Based on their years of history, he’d have been more shocked to learn she hadn’t figured it out before I came clean.
However, Luke is stunned to hear about Chrissy’s redemption arc, even more so on the heels of Frank’s unexpected albeit messed-up apology.
Bigots apologizing for their bigotry in 2023? Inconceivable.
When I tell him that Pete’s been denied bail after being arraigned on multiple felony and misdemeanor charges, including two charges of attempted murder in the second degree, one for him, the other for his mother, Luke goes quiet.
He looks away from me, almost like he’s ashamed. I don’t understand why at first.
But then he says, “I shouldn’t have let it get to that point,” staring down at his bandaged arm being propped up under a mountain of pillows.
He has full use of his hand, but there’s a numbness in his pinky and ring finger that may never go away—it’s unclear yet.
The doctors say it could take time to come back, but in the grand scheme of things, if that’s the only permanent damage he walks away with from all this, he’s damn lucky.
He’s going to need a ton of physical therapy.
I can almost see the gears turning in his head as he questions what he could have done differently to change this outcome—a feeling I’m intimately familiar with. When he turns back to me, he gives me a startlingly vulnerable look, tears welling in his eyes.
“You were right, and I was too proud to listen.” He sniffs. “I should have taken it to the cops the first time. I should have ended things for him right then and there. But I was convinced it wouldn’t help. That it would only make things worse. It always made things worse.”
Luke tells me exactly what happened that day after he’d left my house, filling in the missing pieces of the story.
He says he’d driven around town for a few hours before ultimately going back to Pete’s because there was simply nowhere else for him to go.
He’d locked himself in his bedroom as soon as he went inside, ignoring his mother’s frantic pleas for forgiveness through the door, and then later, Pete’s drunken demands that he come out and face him like a man.
He was planning on packing up his things and driving back to New York, but as soon as Pete got wind of that, he’d sabotaged everything, wrecking the truck in his childish fury.
He was so pissed that Luke wasn’t engaging with him that he took it to the next step.
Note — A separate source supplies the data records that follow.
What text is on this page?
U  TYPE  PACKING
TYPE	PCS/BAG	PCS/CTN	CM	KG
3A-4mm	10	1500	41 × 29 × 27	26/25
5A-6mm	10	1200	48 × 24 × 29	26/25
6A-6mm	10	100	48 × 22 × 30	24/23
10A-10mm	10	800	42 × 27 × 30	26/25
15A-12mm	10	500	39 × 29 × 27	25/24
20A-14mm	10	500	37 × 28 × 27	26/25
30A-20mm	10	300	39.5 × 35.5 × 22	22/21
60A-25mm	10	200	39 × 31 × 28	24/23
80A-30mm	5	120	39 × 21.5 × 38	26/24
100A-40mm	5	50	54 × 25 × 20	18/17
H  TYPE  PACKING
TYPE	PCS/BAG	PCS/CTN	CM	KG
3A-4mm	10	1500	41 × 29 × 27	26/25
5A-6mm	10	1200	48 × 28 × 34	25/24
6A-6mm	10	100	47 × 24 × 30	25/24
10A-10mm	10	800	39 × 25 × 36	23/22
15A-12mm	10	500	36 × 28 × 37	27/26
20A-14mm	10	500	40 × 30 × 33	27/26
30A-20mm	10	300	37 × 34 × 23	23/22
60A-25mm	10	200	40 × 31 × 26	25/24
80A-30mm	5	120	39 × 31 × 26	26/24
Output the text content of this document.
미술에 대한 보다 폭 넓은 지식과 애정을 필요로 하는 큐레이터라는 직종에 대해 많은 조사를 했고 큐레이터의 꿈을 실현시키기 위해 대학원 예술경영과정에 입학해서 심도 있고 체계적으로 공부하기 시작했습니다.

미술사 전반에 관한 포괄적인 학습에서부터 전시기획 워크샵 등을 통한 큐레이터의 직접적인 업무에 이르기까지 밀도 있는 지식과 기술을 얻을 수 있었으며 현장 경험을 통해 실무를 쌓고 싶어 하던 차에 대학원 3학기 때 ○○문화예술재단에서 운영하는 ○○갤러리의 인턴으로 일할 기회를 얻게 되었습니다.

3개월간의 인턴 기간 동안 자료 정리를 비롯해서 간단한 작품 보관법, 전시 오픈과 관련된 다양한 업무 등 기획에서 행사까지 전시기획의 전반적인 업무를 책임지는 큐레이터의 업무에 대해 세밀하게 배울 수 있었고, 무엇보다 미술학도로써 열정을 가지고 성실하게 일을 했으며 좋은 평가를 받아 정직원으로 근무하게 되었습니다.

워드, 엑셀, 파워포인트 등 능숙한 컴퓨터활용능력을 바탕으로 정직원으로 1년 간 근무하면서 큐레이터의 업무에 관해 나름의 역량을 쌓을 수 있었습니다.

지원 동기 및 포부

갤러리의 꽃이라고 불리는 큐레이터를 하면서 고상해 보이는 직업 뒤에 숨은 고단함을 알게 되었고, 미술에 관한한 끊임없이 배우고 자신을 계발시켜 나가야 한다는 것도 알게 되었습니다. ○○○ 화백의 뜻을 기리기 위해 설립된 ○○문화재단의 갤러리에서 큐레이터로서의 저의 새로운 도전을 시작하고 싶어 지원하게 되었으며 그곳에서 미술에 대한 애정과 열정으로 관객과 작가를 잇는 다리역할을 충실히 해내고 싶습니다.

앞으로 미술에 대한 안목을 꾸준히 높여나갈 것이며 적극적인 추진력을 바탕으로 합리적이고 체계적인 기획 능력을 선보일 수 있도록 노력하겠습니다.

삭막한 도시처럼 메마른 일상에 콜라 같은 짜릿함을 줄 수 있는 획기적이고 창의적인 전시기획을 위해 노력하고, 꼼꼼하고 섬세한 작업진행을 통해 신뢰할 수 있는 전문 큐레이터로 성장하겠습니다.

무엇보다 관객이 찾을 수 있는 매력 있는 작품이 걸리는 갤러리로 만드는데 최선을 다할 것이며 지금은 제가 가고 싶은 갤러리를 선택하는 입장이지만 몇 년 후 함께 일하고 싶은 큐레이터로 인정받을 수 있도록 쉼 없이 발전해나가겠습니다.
Still, Luke kept himself locked away, trying to make another plan to escape.
“You should have called me,” I say softly. “Even if you hated me, I could have at least gotten you out of there.”
“I never hated you,” he says with a sigh.
“I wasn’t even mad at you. Just angry in general for the way my life was going.
I couldn’t think straight. I was too ashamed to face you after everything I said.
The way I screamed at you… I was afraid I’d fucked up everything between us with my issues, and I couldn’t deal with it.
So, I kept deleting your messages and ignoring your phone calls, convincing myself it was better this way.
When you eventually stopped messaging me, the silence somehow hurt worse.
I didn’t know what to say to you. How to make up for it.
I kept telling myself you deserved better.